Bless those who have not “evolved,” merely to keep up with the crowd. Merely to go with the flow.

You may have noticed the phrase “voting base” in that tweet (or whatever Elon is calling a tweet these days). “Voting base” is an interesting phrase to use about a magazine, or other journalistic enterprise (or a think tank). Many, many people treat journalists like politicians, and it’s not the people’s fault: It’s the journalists’, because they act like politicians, many of them.

They cultivate constituencies. They craft applause lines. They plump for parties. They go with the flow. They pander to the “base.” They often sound like they’re running for office.

Court filings in Dominion v. Fox were interesting. “You don’t piss off the base,” said one Fox host. A network executive told a reporter that she (the reporter) needed to do a better job of “respecting our audience.” The reporter’s problem was that she had fact-checked claims made by lawyers for President Trump.

If you don’t tell your audience the truth — as best you can ascertain it — are you respecting the audience?

Irving Kristol, when he edited magazines, refused even to take reader surveys. He thought they were an abdication of editorial responsibility. It was up to editors, he said, to decide what should go in a magazine. And each magazine would find its audience. Let there be a market of media (and other goods).

I have heard it suggested that a magazine follow opinion polls. Its editorial position is to be determined by “the people,” or at least some people.

When WFB came out for the Panama Canal treaties, almost the whole Right was against them. When he came out for drug legalization, almost the whole Right was against it. (I’m not sure the Right was wrong.) And his rebukes of the Birchers were none too popular among “the people,” I assure you.

In talks about journalism, I often advise people, “Find an independent journalist. An honest, forthright journalist. An independent-minded journalist.” Now, “independent-minded” does not mean “moderate” necessarily. Lots of independent-minded people have very, very strong opinions. But these opinions are genuinely their own. They are not arrived at with an eye to what other people may think.

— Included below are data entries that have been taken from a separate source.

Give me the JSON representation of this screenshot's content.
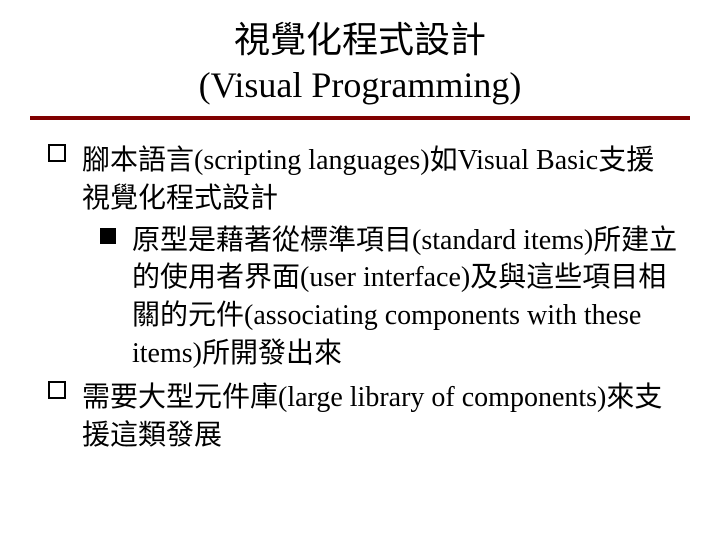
{
  "title_line1": "視覺化程式設計",
  "title_line2": "(Visual Programming)",
  "items": [
    {
      "text": "腳本語言(scripting languages)如Visual Basic支援視覺化程式設計",
      "sub": [
        {
          "text": "原型是藉著從標準項目(standard items)所建立的使用者界面(user interface)及與這些項目相關的元件(associating components with these items)所開發出來"
        }
      ]
    },
    {
      "text": "需要大型元件庫(large library of components)來支援這類發展",
      "sub": []
    }
  ]
}
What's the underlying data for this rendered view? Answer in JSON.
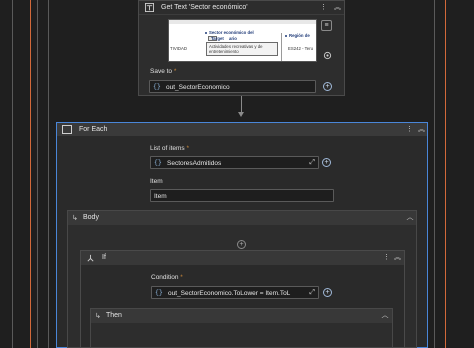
{
  "get_text": {
    "title": "Get Text 'Sector económico'",
    "menu_icon": "more-vertical-icon",
    "collapse_icon": "collapse-icon",
    "preview": {
      "left_text": "TIVIDAD",
      "title_line1": "Sector económico del",
      "title_line2": "ario",
      "tag_text": "Target",
      "selected_text_line1": "Actividades recreativas y de",
      "selected_text_line2": "entretenimiento",
      "right_title": "Región de",
      "right_value": "ES242 - Teru"
    },
    "save_to_label": "Save to",
    "save_to_value": "out_SectorEconomico"
  },
  "for_each": {
    "title": "For Each",
    "list_label": "List of items",
    "list_value": "SectoresAdmitidos",
    "item_label": "Item",
    "item_value": "Item"
  },
  "body": {
    "title": "Body"
  },
  "if_block": {
    "title": "If",
    "condition_label": "Condition",
    "condition_value": "out_SectorEconomico.ToLower = Item.ToL"
  },
  "then": {
    "title": "Then"
  },
  "colors": {
    "accent_blue": "#4a86d8",
    "rail_orange": "#d2693a",
    "background": "#1f1f1f"
  }
}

Said Charles Krauthammer, in 2013, “You’re betraying your whole life if you don’t say what you think — and you don’t say it honestly and bluntly.”

I will repeat: There has been a whole lotta evolution goin’ on. Many a political figure, both in the electoral arena and in the media, has executed a U-turn. You could practically hear the tires screech. But you are entitled to say with Margaret Thatcher: “You turn if you want to.”

“Come out from the world and be separate”! “Be not conformed to this world”! “To thine own self be true” (switching authors)! These things can be very, very hard.

Anyway, I am on the verge of a sermon and had better sign off. (Be sure to dump your wallet into the collection plate.)